← Back to context

Comment by jazzyjackson

18 days ago

> Ask someone to explain how riding a bicycle works, or an uneducated native speaker to explain the grammar of their language. They have no clue.

This works against your argument. Someone who can ride a bike clearly knows how to ride a bike, that they cannot express it in tokenized form speaks to the limited scope ofof written word in representing embodiment.

Yes and no. Riding a bicycle is a skill: your brain is trained to do the right thing and there's some basic feedback loop that keeps you in balance. You could call that a world model if you want, but it's entirely self contained, limited to a very few basic sensory signals (acceleration and balance), and it's outside your conscious knowledge. Plenty of people lack this particular "world model" and can talk about cyclists and bicycles and traffic, and whatnot.

  • Ok so I don’t understand your assertion. Just because an LLM can talk about acceleration and balance doesn’t mean it could actually control a bicycle without training with the sensory input, embedded in a world that includes more than just text tokens. Ergo, the text does not adequately represent the world.

Um, yea, I call complete bullshit on this. I don't think anyone here on HN is watching what is happening in robotics right now.

Nvidia is out building LLM driven models that work with robot models that simulate robot actions. World simulation was a huge part of AI before LLMs became a thing. With a tight coupling between LLMs and robot models we've seen an explosion in robot capabilities in the last few years.

You know what robots communicate with their actuators and sensors with. Oh yes, binary data. We quite commonly call that words. When you have a set of actions that simulate riding a bicycle in virtual space that can be summarized and described. Who knows if humans can actually read/understand what the model spits out, but that doesn't mean it's invalid.

  • AI ≠ LLM.

    It would be more precise to say that complex world modeling is not done with LLMs, or that LLMs only supplement those world models. Robotics models are AI, calling them LLMs is incorrect (though they may use them internally in places).

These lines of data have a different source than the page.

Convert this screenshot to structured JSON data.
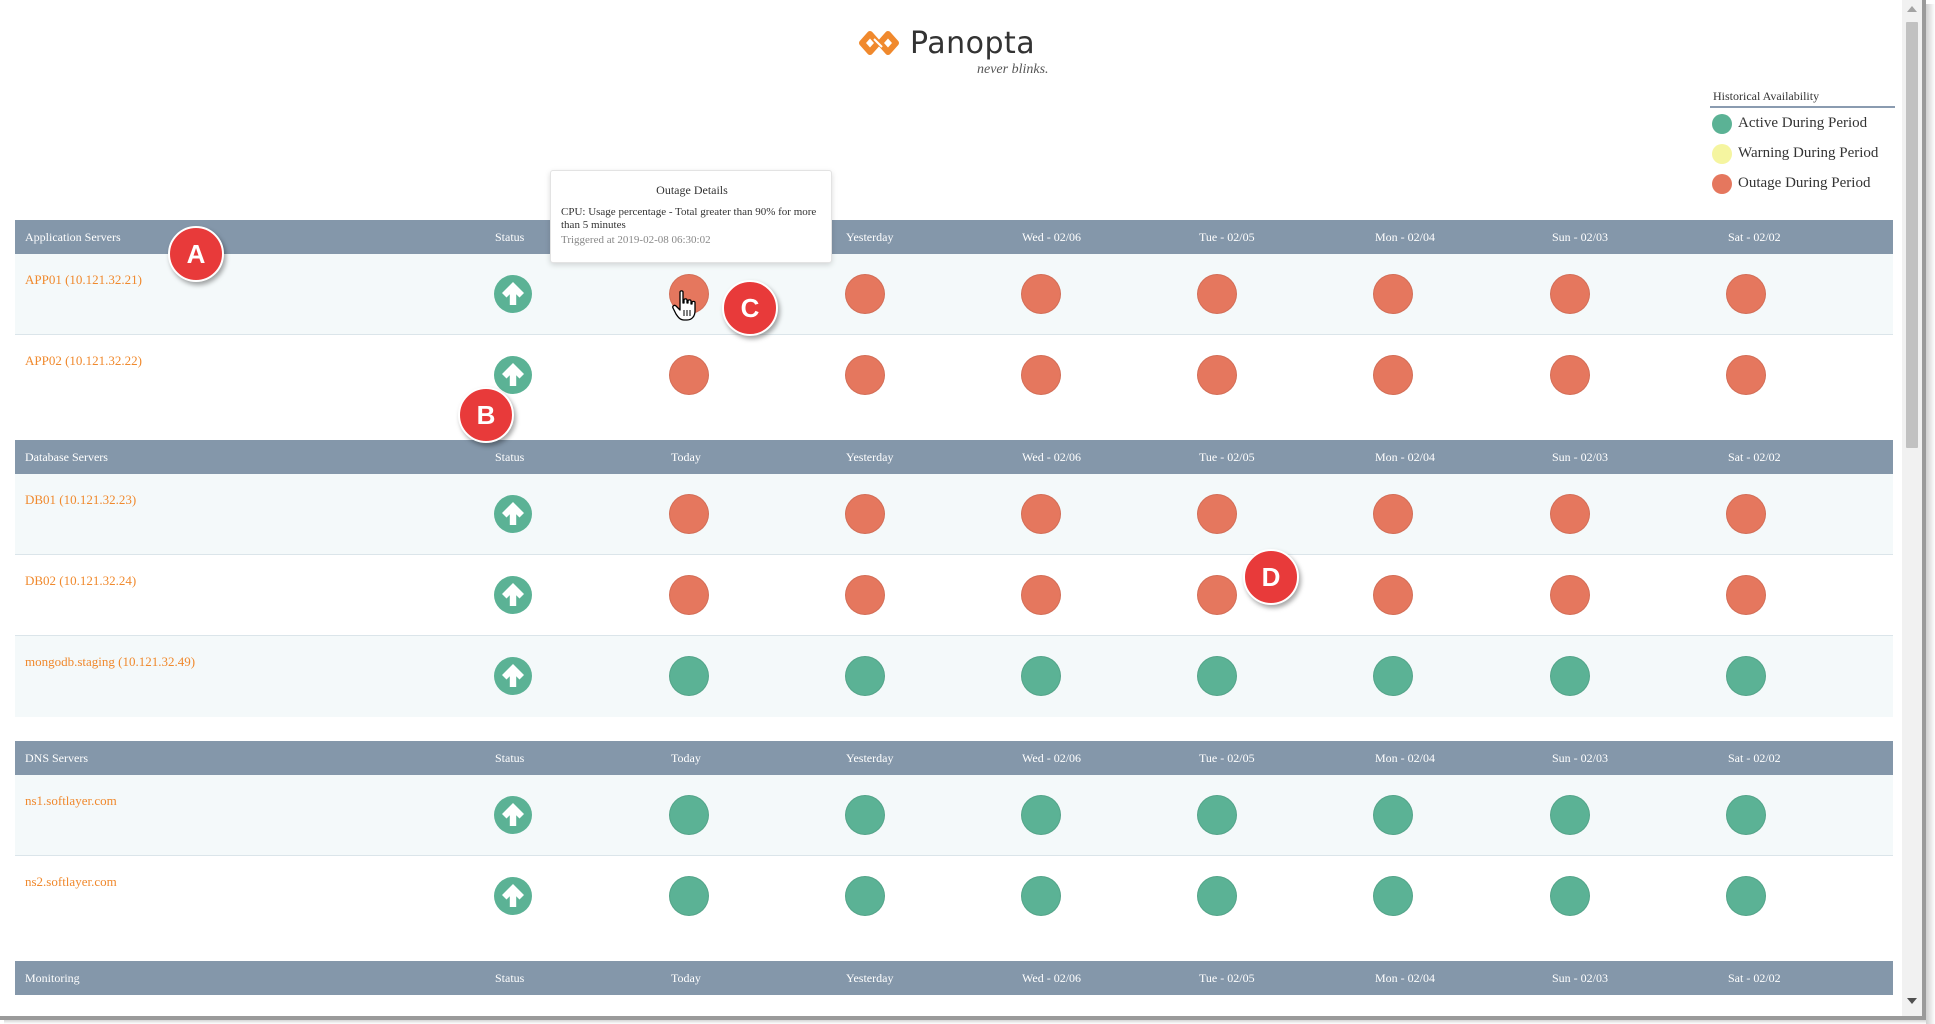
{
  "brand": {
    "name": "Panopta",
    "tagline": "never blinks."
  },
  "legend": {
    "title": "Historical Availability",
    "items": [
      {
        "label": "Active During Period",
        "color": "#5bb295"
      },
      {
        "label": "Warning During Period",
        "color": "#f5f5a0"
      },
      {
        "label": "Outage During Period",
        "color": "#e5775e"
      }
    ]
  },
  "columns": [
    "Status",
    "Today",
    "Yesterday",
    "Wed - 02/06",
    "Tue - 02/05",
    "Mon - 02/04",
    "Sun - 02/03",
    "Sat - 02/02"
  ],
  "groups": [
    {
      "name": "Application Servers",
      "rows": [
        {
          "host": "APP01 (10.121.32.21)",
          "status": "up",
          "history": [
            "outage",
            "outage",
            "outage",
            "outage",
            "outage",
            "outage",
            "outage"
          ]
        },
        {
          "host": "APP02 (10.121.32.22)",
          "status": "up",
          "history": [
            "outage",
            "outage",
            "outage",
            "outage",
            "outage",
            "outage",
            "outage"
          ]
        }
      ]
    },
    {
      "name": "Database Servers",
      "rows": [
        {
          "host": "DB01 (10.121.32.23)",
          "status": "up",
          "history": [
            "outage",
            "outage",
            "outage",
            "outage",
            "outage",
            "outage",
            "outage"
          ]
        },
        {
          "host": "DB02 (10.121.32.24)",
          "status": "up",
          "history": [
            "outage",
            "outage",
            "outage",
            "outage",
            "outage",
            "outage",
            "outage"
          ]
        },
        {
          "host": "mongodb.staging (10.121.32.49)",
          "status": "up",
          "history": [
            "active",
            "active",
            "active",
            "active",
            "active",
            "active",
            "active"
          ]
        }
      ]
    },
    {
      "name": "DNS Servers",
      "rows": [
        {
          "host": "ns1.softlayer.com",
          "status": "up",
          "history": [
            "active",
            "active",
            "active",
            "active",
            "active",
            "active",
            "active"
          ]
        },
        {
          "host": "ns2.softlayer.com",
          "status": "up",
          "history": [
            "active",
            "active",
            "active",
            "active",
            "active",
            "active",
            "active"
          ]
        }
      ]
    },
    {
      "name": "Monitoring",
      "rows": []
    }
  ],
  "tooltip": {
    "title": "Outage Details",
    "body": "CPU: Usage percentage - Total greater than 90% for more than 5 minutes",
    "triggered": "Triggered at 2019-02-08 06:30:02"
  },
  "callouts": [
    "A",
    "B",
    "C",
    "D"
  ],
  "colors": {
    "header": "#8497aa",
    "link": "#f0892d",
    "outage": "#e5775e",
    "active": "#5bb295",
    "warning": "#f5f5a0",
    "status_up": "#5bb295"
  }
}
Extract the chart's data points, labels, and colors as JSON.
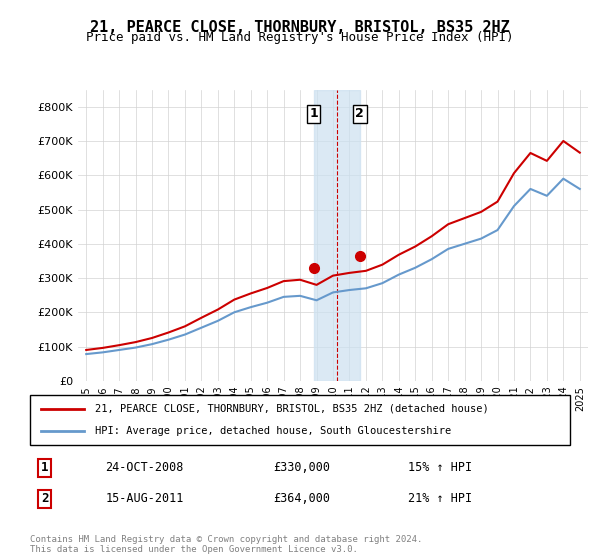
{
  "title": "21, PEARCE CLOSE, THORNBURY, BRISTOL, BS35 2HZ",
  "subtitle": "Price paid vs. HM Land Registry's House Price Index (HPI)",
  "title_fontsize": 12,
  "subtitle_fontsize": 10,
  "ylabel_ticks": [
    "£0",
    "£100K",
    "£200K",
    "£300K",
    "£400K",
    "£500K",
    "£600K",
    "£700K",
    "£800K"
  ],
  "ytick_values": [
    0,
    100000,
    200000,
    300000,
    400000,
    500000,
    600000,
    700000,
    800000
  ],
  "ylim": [
    0,
    850000
  ],
  "xlim_start": 1995.0,
  "xlim_end": 2025.5,
  "legend_line1": "21, PEARCE CLOSE, THORNBURY, BRISTOL, BS35 2HZ (detached house)",
  "legend_line2": "HPI: Average price, detached house, South Gloucestershire",
  "transaction1_label": "1",
  "transaction1_date": "24-OCT-2008",
  "transaction1_price": "£330,000",
  "transaction1_hpi": "15% ↑ HPI",
  "transaction2_label": "2",
  "transaction2_date": "15-AUG-2011",
  "transaction2_price": "£364,000",
  "transaction2_hpi": "21% ↑ HPI",
  "footer": "Contains HM Land Registry data © Crown copyright and database right 2024.\nThis data is licensed under the Open Government Licence v3.0.",
  "red_color": "#cc0000",
  "blue_color": "#6699cc",
  "shade_color": "#cce0f0",
  "marker_color": "#cc0000",
  "transaction1_x": 2008.82,
  "transaction2_x": 2011.62,
  "hpi_years": [
    1995,
    1996,
    1997,
    1998,
    1999,
    2000,
    2001,
    2002,
    2003,
    2004,
    2005,
    2006,
    2007,
    2008,
    2009,
    2010,
    2011,
    2012,
    2013,
    2014,
    2015,
    2016,
    2017,
    2018,
    2019,
    2020,
    2021,
    2022,
    2023,
    2024,
    2025
  ],
  "hpi_values": [
    78000,
    83000,
    90000,
    97000,
    107000,
    120000,
    135000,
    155000,
    175000,
    200000,
    215000,
    228000,
    245000,
    248000,
    235000,
    258000,
    265000,
    270000,
    285000,
    310000,
    330000,
    355000,
    385000,
    400000,
    415000,
    440000,
    510000,
    560000,
    540000,
    590000,
    560000
  ],
  "price_years": [
    1995,
    1996,
    1997,
    1998,
    1999,
    2000,
    2001,
    2002,
    2003,
    2004,
    2005,
    2006,
    2007,
    2008,
    2009,
    2010,
    2011,
    2012,
    2013,
    2014,
    2015,
    2016,
    2017,
    2018,
    2019,
    2020,
    2021,
    2022,
    2023,
    2024,
    2025
  ],
  "price_values": [
    90000,
    96000,
    104000,
    113000,
    125000,
    141000,
    159000,
    184000,
    208000,
    237000,
    255000,
    271000,
    291000,
    295000,
    280000,
    307000,
    315000,
    321000,
    339000,
    368000,
    392000,
    422000,
    457000,
    475000,
    493000,
    523000,
    606000,
    665000,
    642000,
    700000,
    666000
  ]
}
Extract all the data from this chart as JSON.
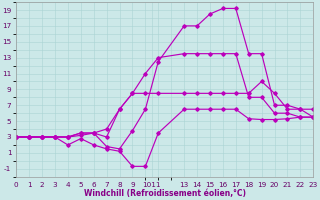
{
  "xlabel": "Windchill (Refroidissement éolien,°C)",
  "xlim": [
    0,
    23
  ],
  "ylim": [
    -2,
    20
  ],
  "yticks": [
    -1,
    1,
    3,
    5,
    7,
    9,
    11,
    13,
    15,
    17,
    19
  ],
  "ytick_labels": [
    "-1",
    "1",
    "3",
    "5",
    "7",
    "9",
    "11",
    "13",
    "15",
    "17",
    "19"
  ],
  "xtick_positions": [
    0,
    1,
    2,
    3,
    4,
    5,
    6,
    7,
    8,
    9,
    10.5,
    13,
    14,
    15,
    16,
    17,
    18,
    19,
    20,
    21,
    22,
    23
  ],
  "xtick_labels": [
    "0",
    "1",
    "2",
    "3",
    "4",
    "5",
    "6",
    "7",
    "8",
    "9",
    "1011",
    "13",
    "14",
    "15",
    "16",
    "17",
    "18",
    "19",
    "20",
    "21",
    "22",
    "23"
  ],
  "background_color": "#cce8e8",
  "grid_color": "#aad4d4",
  "line_color": "#bb00bb",
  "lines": [
    {
      "x": [
        0,
        1,
        2,
        3,
        4,
        5,
        6,
        7,
        8,
        9,
        10,
        11,
        13,
        14,
        15,
        16,
        17,
        18,
        19,
        20,
        21,
        22,
        23
      ],
      "y": [
        3,
        3,
        3,
        3,
        2.0,
        2.8,
        2.0,
        1.5,
        1.2,
        -0.7,
        -0.7,
        3.5,
        6.5,
        6.5,
        6.5,
        6.5,
        6.5,
        5.3,
        5.2,
        5.2,
        5.3,
        5.5,
        5.5
      ]
    },
    {
      "x": [
        0,
        1,
        2,
        3,
        4,
        5,
        6,
        7,
        8,
        9,
        10,
        11,
        13,
        14,
        15,
        16,
        17,
        18,
        19,
        20,
        21,
        22,
        23
      ],
      "y": [
        3,
        3,
        3,
        3,
        3.0,
        3.2,
        3.5,
        4.0,
        6.5,
        8.5,
        8.5,
        8.5,
        8.5,
        8.5,
        8.5,
        8.5,
        8.5,
        8.5,
        10.0,
        8.5,
        6.5,
        6.5,
        6.5
      ]
    },
    {
      "x": [
        0,
        1,
        2,
        3,
        4,
        5,
        6,
        7,
        8,
        9,
        10,
        11,
        13,
        14,
        15,
        16,
        17,
        18,
        19,
        20,
        21,
        22,
        23
      ],
      "y": [
        3,
        3,
        3,
        3,
        3.0,
        3.5,
        3.5,
        3.0,
        6.5,
        8.5,
        11.0,
        13.0,
        13.5,
        13.5,
        13.5,
        13.5,
        13.5,
        8.0,
        8.0,
        6.0,
        6.0,
        5.5,
        5.5
      ]
    },
    {
      "x": [
        0,
        1,
        2,
        3,
        4,
        5,
        6,
        7,
        8,
        9,
        10,
        11,
        13,
        14,
        15,
        16,
        17,
        18,
        19,
        20,
        21,
        22,
        23
      ],
      "y": [
        3,
        3,
        3,
        3,
        3.0,
        3.5,
        3.5,
        1.8,
        1.5,
        3.8,
        6.5,
        12.5,
        17.0,
        17.0,
        18.5,
        19.2,
        19.2,
        13.5,
        13.5,
        7.0,
        7.0,
        6.5,
        5.5
      ]
    }
  ]
}
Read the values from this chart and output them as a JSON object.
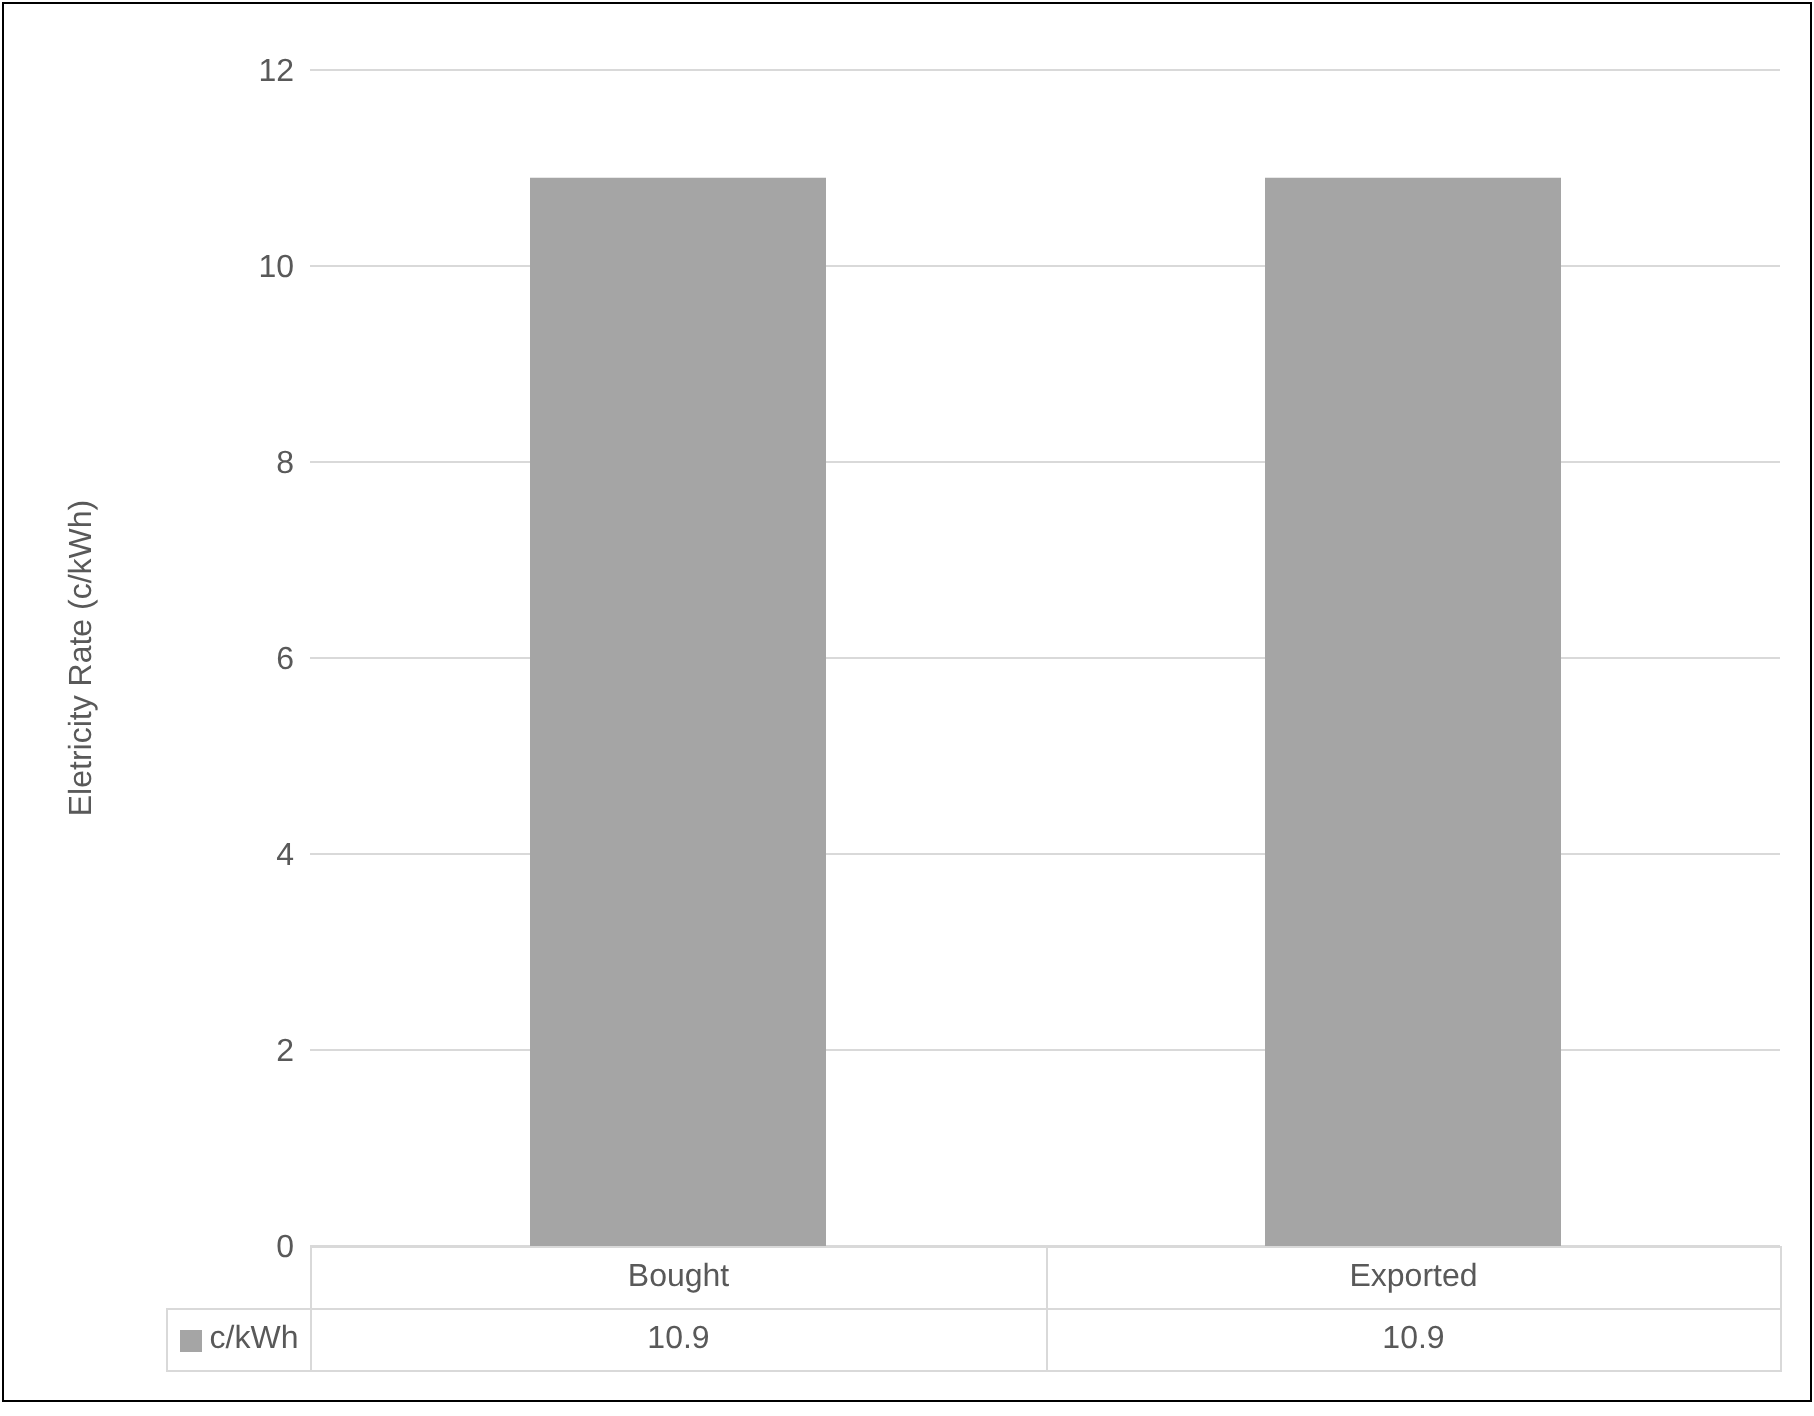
{
  "chart_data": {
    "type": "bar",
    "ylabel": "Eletricity Rate (c/kWh)",
    "categories": [
      "Bought",
      "Exported"
    ],
    "series": [
      {
        "name": "c/kWh",
        "color": "#a5a5a5",
        "values": [
          10.9,
          10.9
        ]
      }
    ],
    "ylim": [
      0,
      12
    ],
    "yticks": [
      0,
      2,
      4,
      6,
      8,
      10,
      12
    ],
    "grid": "y",
    "legend": "bottom left",
    "data_labels": true
  }
}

    The middle "L" in LLM refers to natural language. Calling everything language and words is not some gotcha, and sensor data is nothing like natural language. There are multiple streams / channels, where language is single-stream; sensor data is continuous and must not be tokenized; there are not long-term dependencies within and across streams in the same way that there are in language (tokens thousands of tokens back are often relevant, but sensor data from more than about a second ago is always irrelevant if we are talking about riding a bike), making self-attention expensive and less obviously useful; outputs are multi-channel and must be continuous and realtime, and it isn't even clear the recursive approach of LLMs could work here.

    Another good example of world models informed by work in robotics is V-JEPA 2.

    https://ai.meta.com/research/vjepa/

    https://arxiv.org/abs/2506.09985

  • Cool, so you agree the language model has to be coupled with a kinematics-sensory-model in order to take the instruct "ride the bike" and turn it into action

    My point is merely that the knowledge of how to ride a bike is not necessarily expressible in natural language such that reading a "how to" is sufficient to ride on your first try. It takes falling over a few times to learn how to control your body+bike hybrid.